Methods: A cross-sectional study was conducted on 92 subjects with obesity (35.85 ± 4.61 kg/m2; 27M/65F aged 52.03 ± 11.41 years) that underwent to a VLCKD. Anthropometric parameters and biochemistry data were collected before and at the end of active phase of VLCKD. Glomerular Filtration Rate (GFR) was calculated with the Chronic Kidney Disease Epidemiology Collaboration (CKD-EPI) equation. Forty-nine subjects had MKF (GFR 60-89 ml/min/1.73m2) and 43 had normal kidney function (NKF) (GFR≥90 ml/min/1.73m2) and were therefore designated as control.
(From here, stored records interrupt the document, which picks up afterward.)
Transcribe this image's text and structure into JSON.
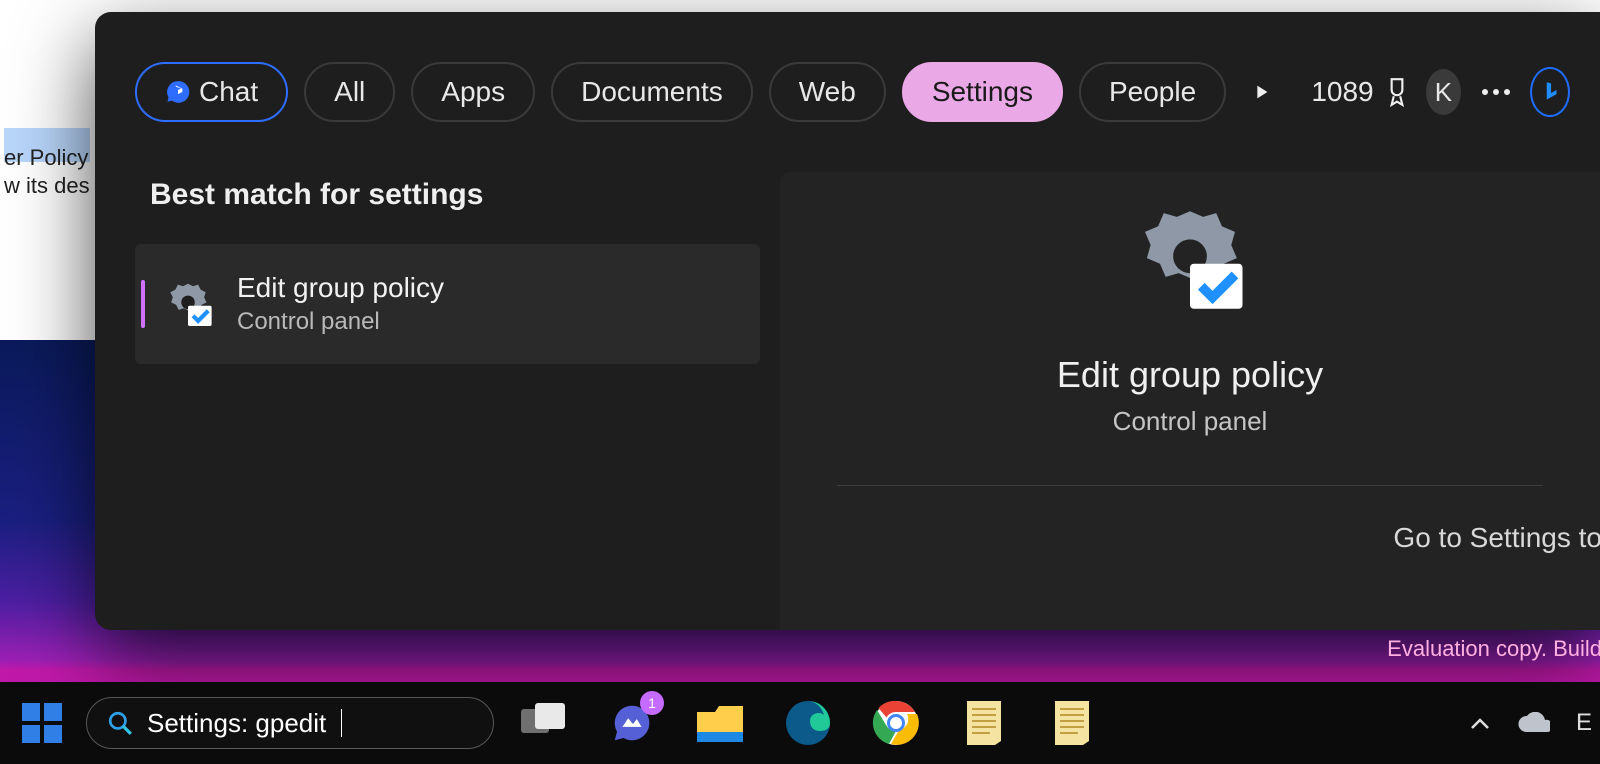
{
  "background_window": {
    "line1_partial": "er Policy",
    "line2_partial": "w its des"
  },
  "search_panel": {
    "filters": {
      "chat": "Chat",
      "all": "All",
      "apps": "Apps",
      "documents": "Documents",
      "web": "Web",
      "settings": "Settings",
      "people": "People",
      "active": "settings"
    },
    "rewards_points": "1089",
    "user_initial": "K",
    "section_heading": "Best match for settings",
    "result": {
      "title": "Edit group policy",
      "subtitle": "Control panel"
    },
    "preview": {
      "title": "Edit group policy",
      "subtitle": "Control panel",
      "action": "Go to Settings to"
    }
  },
  "watermark": "Evaluation copy. Build",
  "taskbar": {
    "search_text": "Settings: gpedit",
    "chat_badge": "1",
    "tray_extra": "E"
  }
}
Results: In the entire study population, the average weight loss was -10.67 ± 4.29 % of initial weight, with significant reductions in BMI (from 35.85 ± 4.61 to 32.50 ± 4.35 kg/m2, P<0.001) and waist circumference (from 107.01 ± 11.32 to 99.98 ± 11.42 cm, P<0.001) at the end of the active phase of VLCKD. We also reported an improvement of several metabolic parameters: fasting blood glucose, insulin, HOMA-IR, total cholesterol, LDL and triglycerides (P<0.001 for all). No clinically relevant variation regarding liver and kidney function were detected. Of note, at the end of the active phase of VLCKD we found out significant reduction of GFR in subjects with NKF (from 104.53 ± 7.30 to 100.76 ± 11.39 ml/min/1.73m2; P=0.031) while a significant increase in subjects with MKF (from 79.33 ± 7.82 to 84.61 ± 11.65 ml/min/1.73m2; P=0.001). Finally, 30.6% of patients with MKF reported normalization of glomerular filtrate after the VLCKD.
Conclusion: Obesity can damage the kidney through alterations in the hemodynamics resulting in glomerular hyperfiltration, proteinuria and, finally, impairment of the GFR. VLCKD on the one hand reduced glomerular hyperfiltration in subjects with obesity with still NKF, and on the other hand improved filtration in those subjects who have already suffered a reduction in GFR. Consequently, VLCKD is a safe and effective tool for obesity-related kidney complications.